The coldness with which Obama and Putin met is a sign of this new international time that asserts the strong differences between the United States and Russia.
The difficult situation that has been happening in Ukraine since 2013 is the most important event driving a wedge between the two countries. It is a region that Russia sees as part of its zone of influence, and which U.S. foreign policy has wanted to influence more than Moscow has been willing to accept for 20 years.
The Russian blow with the annexation of Crimea was very serious, because it broke Ukrainian territorial integrity — which, moreover, is currently being threatened in its eastern zone by paramilitaries affiliated with Moscow. Nevertheless, despite the huge difficulties that remain, the more than 8,000 dead in clashes that are ongoing, and the coming to power of President Petro Poroshenko by democratic vote in Kiev in 2014, the subsequent international agreements in Minsk give hope for a political solution to this crisis.
In stark contrast is the situation in Syria, where Washington and Moscow have two different strategies.
Since 2011, Russia has resolutely supported Bashar Assad, the tyrant of Damascus, who buys Russian armaments and has given Moscow access to a naval base in the Syrian port of Tartus by the Mediterranean Sea. In recent days, Putin has proposed an international coalition, comparable to “the fight against Hitler,” in order to militarily attack the Islamic State terrorists who govern a good part of Syria and Iraq.
To this end, he has already received the support of the Shiite governments of Iraq and Iran. Moscow sent naval support, aircraft and infantry to Syria, and has begun military action there.
The United States and its allies share the same military goal of defeating the Islamic State group. In 2014 and 2015, the multinational coalition led by Washington carried out more than 6,000 airstrikes to combat this terrorist movement. Nevertheless, Obama is not willing to support the tyrant of Damascus, nor does he think that the political solution to the Syrian conflict should be taken into account.

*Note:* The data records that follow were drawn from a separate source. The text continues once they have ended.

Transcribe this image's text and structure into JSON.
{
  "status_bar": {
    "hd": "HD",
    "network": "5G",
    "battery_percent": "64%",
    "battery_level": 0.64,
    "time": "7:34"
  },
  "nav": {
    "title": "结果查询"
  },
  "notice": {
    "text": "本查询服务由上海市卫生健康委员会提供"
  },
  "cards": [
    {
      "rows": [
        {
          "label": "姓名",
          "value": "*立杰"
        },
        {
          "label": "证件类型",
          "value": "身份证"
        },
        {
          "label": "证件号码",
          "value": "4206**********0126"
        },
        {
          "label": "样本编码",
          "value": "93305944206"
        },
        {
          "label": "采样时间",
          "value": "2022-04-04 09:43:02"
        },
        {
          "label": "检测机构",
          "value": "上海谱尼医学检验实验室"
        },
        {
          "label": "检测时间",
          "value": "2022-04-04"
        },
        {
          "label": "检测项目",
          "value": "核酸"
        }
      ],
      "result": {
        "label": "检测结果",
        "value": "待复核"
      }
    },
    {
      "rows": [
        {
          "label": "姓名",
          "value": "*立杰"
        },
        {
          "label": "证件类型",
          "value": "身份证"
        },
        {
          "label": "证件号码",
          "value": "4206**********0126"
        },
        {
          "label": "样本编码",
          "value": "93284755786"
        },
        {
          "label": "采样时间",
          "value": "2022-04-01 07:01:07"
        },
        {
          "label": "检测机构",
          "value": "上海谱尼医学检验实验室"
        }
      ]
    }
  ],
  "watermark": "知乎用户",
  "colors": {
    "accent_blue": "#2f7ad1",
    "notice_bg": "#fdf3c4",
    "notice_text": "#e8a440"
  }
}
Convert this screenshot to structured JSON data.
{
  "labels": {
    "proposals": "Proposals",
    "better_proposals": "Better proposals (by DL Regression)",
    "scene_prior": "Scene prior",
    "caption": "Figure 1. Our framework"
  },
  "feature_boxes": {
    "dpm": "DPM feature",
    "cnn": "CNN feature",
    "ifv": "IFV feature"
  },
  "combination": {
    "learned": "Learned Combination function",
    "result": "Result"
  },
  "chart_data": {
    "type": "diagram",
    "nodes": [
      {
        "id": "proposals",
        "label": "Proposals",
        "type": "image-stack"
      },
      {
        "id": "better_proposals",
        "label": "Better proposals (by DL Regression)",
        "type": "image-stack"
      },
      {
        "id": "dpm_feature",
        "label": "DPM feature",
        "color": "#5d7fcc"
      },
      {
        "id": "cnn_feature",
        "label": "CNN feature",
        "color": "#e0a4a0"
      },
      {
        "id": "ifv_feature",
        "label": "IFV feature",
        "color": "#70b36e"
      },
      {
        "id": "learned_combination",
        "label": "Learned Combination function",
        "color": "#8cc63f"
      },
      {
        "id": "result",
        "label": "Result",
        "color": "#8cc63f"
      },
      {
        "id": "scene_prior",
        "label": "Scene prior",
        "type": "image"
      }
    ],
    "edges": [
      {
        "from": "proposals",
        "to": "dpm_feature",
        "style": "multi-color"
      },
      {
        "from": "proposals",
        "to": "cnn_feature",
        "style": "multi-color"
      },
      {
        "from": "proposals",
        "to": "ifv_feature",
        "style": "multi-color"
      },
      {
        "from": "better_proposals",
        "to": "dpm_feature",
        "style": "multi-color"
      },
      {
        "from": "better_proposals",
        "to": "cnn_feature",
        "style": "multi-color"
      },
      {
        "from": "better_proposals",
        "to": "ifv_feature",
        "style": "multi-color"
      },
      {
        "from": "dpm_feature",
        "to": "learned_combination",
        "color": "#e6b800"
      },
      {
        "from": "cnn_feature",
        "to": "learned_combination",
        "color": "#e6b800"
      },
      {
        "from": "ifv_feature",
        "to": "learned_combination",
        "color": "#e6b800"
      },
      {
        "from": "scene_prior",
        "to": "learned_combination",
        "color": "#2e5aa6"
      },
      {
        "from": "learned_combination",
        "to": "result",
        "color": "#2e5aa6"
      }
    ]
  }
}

Among the United States’ allies, France is the most decided enemy of Assad, and Germany is possibly the most flexible, as shown in the last few weeks, but always within the general conviction that the Damascus government has committed unacceptable war crimes.
In this regard, it is clear that more of the responsibility should be given to Assad than the Islamic State group for the more than 240,000 deaths it brought to the Syrian civil war.
The differences between Moscow and Washington are substantial in the Middle East. Putin has already assured Israel that the arming and support of the Syrian regime will not be to stop the terrorist group Hezbollah, which operates mainly in southern Lebanon. But the most important part in Moscow’s strategy is demonstrating that Russia is capable of stabilizing a key region of the international system based on its strong military involvement.
Putin has decided to send hundreds of troops to Syria because, in his view, he is doing what needs to be done to initiate the end of the Islamic State group. In parallel, Obama is taking into account the terrible experience the U.S. had in the 2003 Iraq invasion, and has repeated that his country will not send troops to occupy reconquered territory from the Islamic State group in Syria and Iraq.
What is occurring in Syria is a civil war with military involvement from the region and the world’s leading powers, with the United States and Russia, but also France, Turkey and Iran, among the most relevant. Putin has decided to be the leader in order to obtain a victory in this war, supporting his ally Assad as well as being a stabilizing power in all of the Middle East.
It is a foreign policy that fits with the historical and famous Russian willingness to engage in the front lines of the most important theaters in the international scene.
The Russian defiance with regard to Washington in a region where until now, the United States would claim to be the hegemonic power, could rekindle a kind of 21st century regional Cold War. However, as was the case in the ’70s and ’80s, the Achilles heel exists in Moscow’s enormous economic instability.
It is a policy that can hardly be sustained over time without destabilizing the economy and finances of Putin’s great Russia.